Müzakere masasının yeniden kurulmasında jeopolitik dengelerdeki değişimlerin etkisi hissediliyor. Özellikle ABD iç siyasetinde yaşanan gelişmeler ve Donald Trump’ın yeniden küresel diplomasiye dönüşü, görüşmelere ayrı bir boyut kazandırdı. Trump, “uygun olursa İstanbul’a gelebilirim” diyerek barış sürecine doğrudan dahil olma ihtimalini açık bıraktı. ABD Dışişleri Bakanı Marco Rubio’nun da Türkiye’de bulunması, Washington’un bu süreci desteklediğini gösteriyor.

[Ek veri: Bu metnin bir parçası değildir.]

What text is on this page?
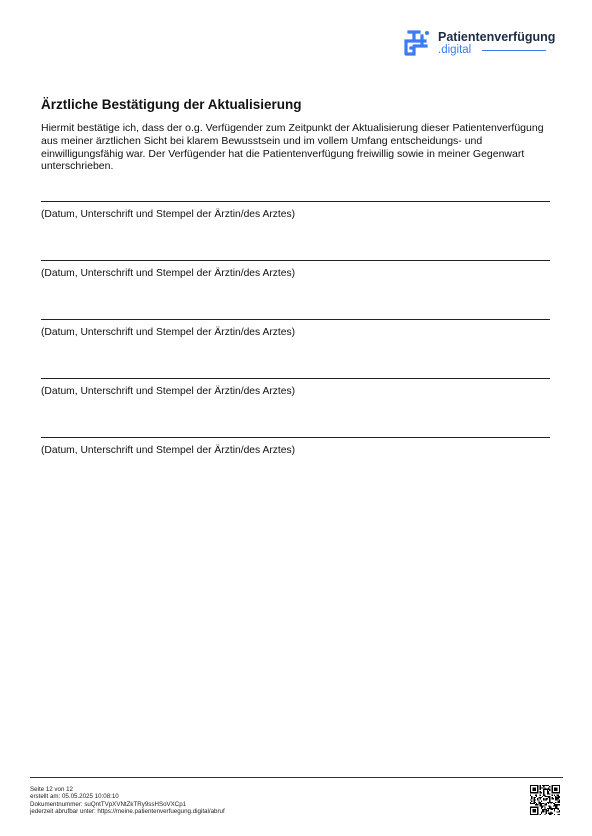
Patientenverfügung
.digital
Ärztliche Bestätigung der Aktualisierung

Hiermit bestätige ich, dass der o.g. Verfügender zum Zeitpunkt der Aktualisierung dieser Patientenverfügung aus meiner ärztlichen Sicht bei klarem Bewusstsein und im vollem Umfang entscheidungs- und einwilligungsfähig war. Der Verfügender hat die Patientenverfügung freiwillig sowie in meiner Gegenwart unterschrieben.

(Datum, Unterschrift und Stempel der Ärztin/des Arztes)
(Datum, Unterschrift und Stempel der Ärztin/des Arztes)
(Datum, Unterschrift und Stempel der Ärztin/des Arztes)
(Datum, Unterschrift und Stempel der Ärztin/des Arztes)
(Datum, Unterschrift und Stempel der Ärztin/des Arztes)
Seite 12 von 12
erstellt am: 05.05.2025 10:08:10
Dokumentnummer: suQntTVpXVNtZkTRy9ssHSoVXCp1
jederzeit abrufbar unter: https://meine.patientenverfuegung.digital/abruf
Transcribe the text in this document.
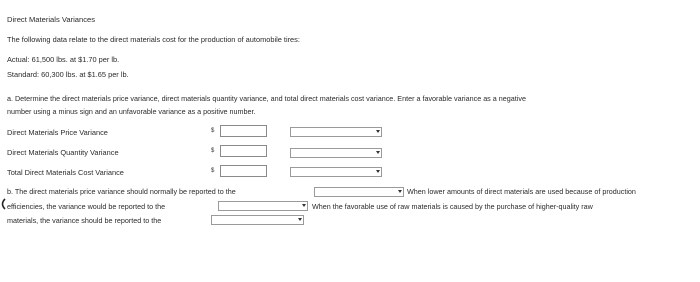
Direct Materials Variances
The following data relate to the direct materials cost for the production of automobile tires:
Actual: 61,500 lbs. at $1.70 per lb.
Standard: 60,300 lbs. at $1.65 per lb.
a. Determine the direct materials price variance, direct materials quantity variance, and total direct materials cost variance. Enter a favorable variance as a negative
number using a minus sign and an unfavorable variance as a positive number.
Direct Materials Price Variance	$
Direct Materials Quantity Variance	$
Total Direct Materials Cost Variance	$
b. The direct materials price variance should normally be reported to the	When lower amounts of direct materials are used because of production
efficiencies, the variance would be reported to the	When the favorable use of raw materials is caused by the purchase of higher-quality raw
materials, the variance should be reported to the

Rusya Devlet Başkanı Vladimir Putin’in görüşmelere katılmaması, dikkat çeken bir diğer unsur oldu. Kremlin, Putin’in doğrudan müzakerelere katılmadığını ancak heyetin İstanbul’a onun talimatıyla gittiğini açıkladı. Bu durum, Moskova’nın resmi çizgiyi korumakla birlikte, pazarlık alanı bırakmak istediği şeklinde yorumlandı.
Rusya, ‘tarafsız ve bağlantısız bir Ukrayna’ vurgusuyla ilhak ettiği bölgelerin tanınmasını şart koşarken, Ukrayna bu bölgelerin tamamının geri alınmasını ve NATO düzeyinde güvenlik garantileri sağlanmasını talep ediyor.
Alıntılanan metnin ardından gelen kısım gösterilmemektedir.